Lord Krishna

Lord Krishna

Divine Teacher

The Supreme Lord, the charioteer and divine guide of Arjuna. Krishna delivers the eternal wisdom of the Gita, revealing the nature of the soul, duty, and the path to liberation.

Speaking: Chapter 18, Verse 7

7

Verse 7

The Yoga of Liberation through Renunciation

The abandonment of prescribed duty is not proper. Its relinquishment out of delusion is declared to be tamasic.

Context & Meaning

Krishna now describes tamasic tyāga — the false renunciation born of delusion (moha). This is the person who abandons their prescribed duties, their dharmic responsibilities, not out of spiritual clarity but out of laziness, fear, confusion, or the delusion that inaction is the same as transcendence. The Gita has consistently rejected this pseudo-renunciation throughout: abandoning one's duties while calling it spirituality is not liberation but its counterfeit.
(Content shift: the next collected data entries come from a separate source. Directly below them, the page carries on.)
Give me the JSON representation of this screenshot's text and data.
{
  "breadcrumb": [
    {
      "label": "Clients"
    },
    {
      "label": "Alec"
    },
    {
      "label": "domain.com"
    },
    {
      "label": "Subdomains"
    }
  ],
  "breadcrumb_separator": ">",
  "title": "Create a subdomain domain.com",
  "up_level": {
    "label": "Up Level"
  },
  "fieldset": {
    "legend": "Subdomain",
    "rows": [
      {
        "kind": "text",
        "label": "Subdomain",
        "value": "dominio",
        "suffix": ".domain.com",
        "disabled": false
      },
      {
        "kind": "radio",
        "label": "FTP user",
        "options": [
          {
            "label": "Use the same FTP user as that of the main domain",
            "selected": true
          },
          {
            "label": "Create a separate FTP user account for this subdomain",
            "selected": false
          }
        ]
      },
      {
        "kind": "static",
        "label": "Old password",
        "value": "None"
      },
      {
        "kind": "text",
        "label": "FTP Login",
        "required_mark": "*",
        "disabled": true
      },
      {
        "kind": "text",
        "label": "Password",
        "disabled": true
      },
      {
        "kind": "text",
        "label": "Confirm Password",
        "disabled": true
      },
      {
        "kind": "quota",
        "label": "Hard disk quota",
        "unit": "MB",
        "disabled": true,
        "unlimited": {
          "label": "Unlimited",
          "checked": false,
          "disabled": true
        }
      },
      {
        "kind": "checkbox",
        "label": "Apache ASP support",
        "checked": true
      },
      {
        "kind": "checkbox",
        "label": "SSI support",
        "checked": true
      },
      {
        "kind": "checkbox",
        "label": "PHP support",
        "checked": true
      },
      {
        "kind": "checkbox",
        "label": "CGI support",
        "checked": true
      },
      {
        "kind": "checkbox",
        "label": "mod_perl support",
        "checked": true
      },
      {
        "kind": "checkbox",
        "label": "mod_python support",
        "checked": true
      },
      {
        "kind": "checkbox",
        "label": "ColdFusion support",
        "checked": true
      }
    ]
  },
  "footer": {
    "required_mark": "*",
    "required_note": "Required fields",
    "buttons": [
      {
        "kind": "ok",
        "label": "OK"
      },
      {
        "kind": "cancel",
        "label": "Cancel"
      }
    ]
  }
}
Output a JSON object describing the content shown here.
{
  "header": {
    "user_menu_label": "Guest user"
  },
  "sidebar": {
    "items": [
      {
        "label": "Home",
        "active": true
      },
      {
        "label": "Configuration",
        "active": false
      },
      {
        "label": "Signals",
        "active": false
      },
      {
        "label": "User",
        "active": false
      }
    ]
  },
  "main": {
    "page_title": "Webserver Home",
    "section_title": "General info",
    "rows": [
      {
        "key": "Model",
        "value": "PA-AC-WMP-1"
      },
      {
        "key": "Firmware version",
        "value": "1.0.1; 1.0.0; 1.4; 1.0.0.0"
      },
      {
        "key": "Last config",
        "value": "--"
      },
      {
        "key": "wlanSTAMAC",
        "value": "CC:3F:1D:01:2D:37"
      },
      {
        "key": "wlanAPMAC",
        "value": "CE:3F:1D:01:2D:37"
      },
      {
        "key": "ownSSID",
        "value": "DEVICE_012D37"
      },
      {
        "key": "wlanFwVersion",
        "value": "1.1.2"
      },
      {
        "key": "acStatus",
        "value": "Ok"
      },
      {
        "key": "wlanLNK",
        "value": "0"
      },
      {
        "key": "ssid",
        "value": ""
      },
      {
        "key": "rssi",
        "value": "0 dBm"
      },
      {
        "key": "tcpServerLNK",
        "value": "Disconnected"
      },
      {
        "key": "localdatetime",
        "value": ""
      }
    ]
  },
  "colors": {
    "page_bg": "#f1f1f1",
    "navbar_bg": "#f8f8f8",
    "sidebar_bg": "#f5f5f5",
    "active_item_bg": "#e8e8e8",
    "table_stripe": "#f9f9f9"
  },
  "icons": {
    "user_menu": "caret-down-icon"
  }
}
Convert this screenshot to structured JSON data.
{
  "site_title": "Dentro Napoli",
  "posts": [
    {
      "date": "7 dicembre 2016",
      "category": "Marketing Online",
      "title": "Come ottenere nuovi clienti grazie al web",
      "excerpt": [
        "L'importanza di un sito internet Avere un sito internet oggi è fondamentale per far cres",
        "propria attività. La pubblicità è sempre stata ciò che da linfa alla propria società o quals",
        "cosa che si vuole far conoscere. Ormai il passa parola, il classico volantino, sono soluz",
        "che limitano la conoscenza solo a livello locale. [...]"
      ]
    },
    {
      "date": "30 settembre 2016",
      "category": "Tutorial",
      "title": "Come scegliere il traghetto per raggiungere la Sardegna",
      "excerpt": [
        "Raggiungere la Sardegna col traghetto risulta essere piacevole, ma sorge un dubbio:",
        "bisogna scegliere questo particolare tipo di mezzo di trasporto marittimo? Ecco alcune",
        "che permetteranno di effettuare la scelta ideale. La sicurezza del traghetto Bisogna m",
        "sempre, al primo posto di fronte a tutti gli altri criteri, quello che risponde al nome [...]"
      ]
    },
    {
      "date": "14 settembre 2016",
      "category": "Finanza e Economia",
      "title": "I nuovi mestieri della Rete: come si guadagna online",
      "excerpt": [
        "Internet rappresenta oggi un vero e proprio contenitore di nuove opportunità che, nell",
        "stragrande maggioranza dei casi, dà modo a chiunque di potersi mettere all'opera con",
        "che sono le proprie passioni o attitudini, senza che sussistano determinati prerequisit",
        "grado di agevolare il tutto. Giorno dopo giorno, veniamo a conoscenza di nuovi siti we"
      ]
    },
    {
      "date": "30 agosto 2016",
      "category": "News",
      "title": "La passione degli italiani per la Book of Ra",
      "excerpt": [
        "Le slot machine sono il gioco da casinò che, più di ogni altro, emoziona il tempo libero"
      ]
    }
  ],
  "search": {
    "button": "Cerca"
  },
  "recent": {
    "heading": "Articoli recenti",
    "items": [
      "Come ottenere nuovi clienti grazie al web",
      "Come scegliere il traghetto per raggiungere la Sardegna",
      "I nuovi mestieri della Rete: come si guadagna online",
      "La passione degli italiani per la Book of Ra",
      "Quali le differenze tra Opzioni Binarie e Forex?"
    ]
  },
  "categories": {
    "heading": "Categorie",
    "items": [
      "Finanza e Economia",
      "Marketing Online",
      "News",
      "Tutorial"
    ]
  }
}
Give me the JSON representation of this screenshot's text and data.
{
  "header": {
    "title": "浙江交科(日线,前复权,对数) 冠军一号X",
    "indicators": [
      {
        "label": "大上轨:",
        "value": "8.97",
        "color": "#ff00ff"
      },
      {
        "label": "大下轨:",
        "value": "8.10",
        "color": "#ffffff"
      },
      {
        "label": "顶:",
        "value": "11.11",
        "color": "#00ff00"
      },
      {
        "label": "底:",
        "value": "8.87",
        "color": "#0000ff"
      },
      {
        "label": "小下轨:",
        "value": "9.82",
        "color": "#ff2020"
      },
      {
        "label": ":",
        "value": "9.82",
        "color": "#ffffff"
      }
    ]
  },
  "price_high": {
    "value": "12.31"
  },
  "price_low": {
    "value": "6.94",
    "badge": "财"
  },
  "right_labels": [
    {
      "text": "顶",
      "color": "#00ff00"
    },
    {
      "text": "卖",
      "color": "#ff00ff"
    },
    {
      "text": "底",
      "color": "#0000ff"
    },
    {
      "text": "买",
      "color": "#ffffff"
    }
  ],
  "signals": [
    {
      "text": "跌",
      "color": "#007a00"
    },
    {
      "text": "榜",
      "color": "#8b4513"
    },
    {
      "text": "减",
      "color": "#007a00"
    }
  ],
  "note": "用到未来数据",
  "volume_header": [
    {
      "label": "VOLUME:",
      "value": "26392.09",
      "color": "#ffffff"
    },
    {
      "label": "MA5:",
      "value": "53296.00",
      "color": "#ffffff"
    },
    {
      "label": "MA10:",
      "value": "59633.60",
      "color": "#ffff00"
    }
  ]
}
The word niyatasya — prescribed, regulated — refers to duties that are given by one's nature, role, and dharma. These are not optional. To abandon them under the guise of spiritual renunciation is to fall into tamas — the quality of darkness, inertia, and delusion.

Scholar Commentaries

1 commentary · Public domain

Adi Shankaracharya

Advaita

Niyatasya karmaṇaḥ — prescribed action, one's obligatory duty. The Advaita teaching does not endorse the abandonment of duty as a spiritual practice. Even for the one pursuing knowledge (jñāna), the prescribed duties maintain the purity of the body-mind instrument until direct realisation dawns. Abandoning them prematurely — citing spiritual aspiration — is moha, delusion, because it confuses the map for the territory. Tamasic renunciation is the ego escaping its responsibilities under a spiritual disguise.